Enteropathy associated T-cell lymphoma is one of the exceptions and is the only intestinal T-cell lymphoma that is recognised as a distinct entity in the REAL and WHO classifications. Although morphologically heterogeneous, the lymphoma demonstrates a relation to normal intraepithelial T-lymphocytes (IEL) by virtue of its phenotype, which is similar but not identical to that of the major IEL population, and the tendency of the neoplastic cells to accumulate widely within the intestinal epithelium.7 No distinctive genotypic features have been described. The most important defining feature of enteropathy associated T-cell lymphoma is its association with coeliac disease. Have Carbonnel et alnow described a second distinctive intestinal T-cell lymphoma? Morphologically, their cases seem to be remarkably homogeneous, their low-grade cytology being unusual for T-cell lymphomas which are more often comprised of pleomorphic medium-sized and large cells. The wide distribution of the tumour cells throughout the lamina propria of the intestinal mucosa is another unusual characteristic. In common with enteropathy associated T-cell lymphoma, this suggests a specific association with native gut lymphoid tissue, in this case the lamina propria rather than the intraepithelial T cells. The phenotype of the lymphomas, although similar in all cases, is not distinctive but would be in keeping with origin from normal CD4+ positive lamina propria T cells. Although genotypic abnormalities are described in only two cases, in which they were notably different, studies of more cases may yet reveal homogeneous changes. Finally, the distinctive slow relentless course and prolonged survival manifested by all four patients is unusual for T-cell lymphomas, which are usually clinically aggressive, and suggests a degree of clinical homogeneity.
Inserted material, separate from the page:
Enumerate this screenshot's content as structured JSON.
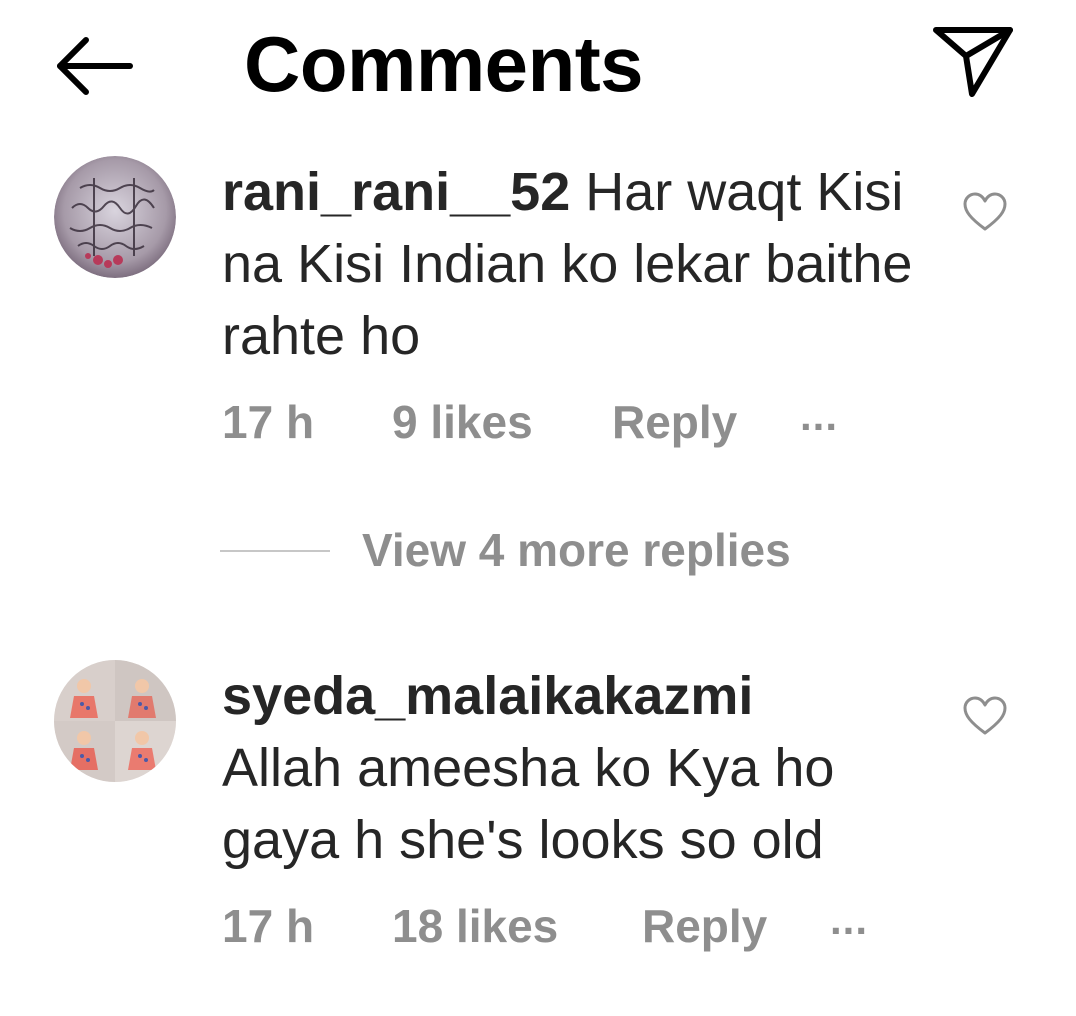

According to the principles of the REAL and WHO classifications Carbonnel et al would seem to have described a subtype of intestinal T-cell lymphoma that constitutes a reproducible “entity”. Their findings will need to be confirmed by further reports of similar cases which, on past experience, will very likely be forthcoming. Any advance that helps to rationalise the heterogeneous assortment of T-cell neoplasms is to be welcomed.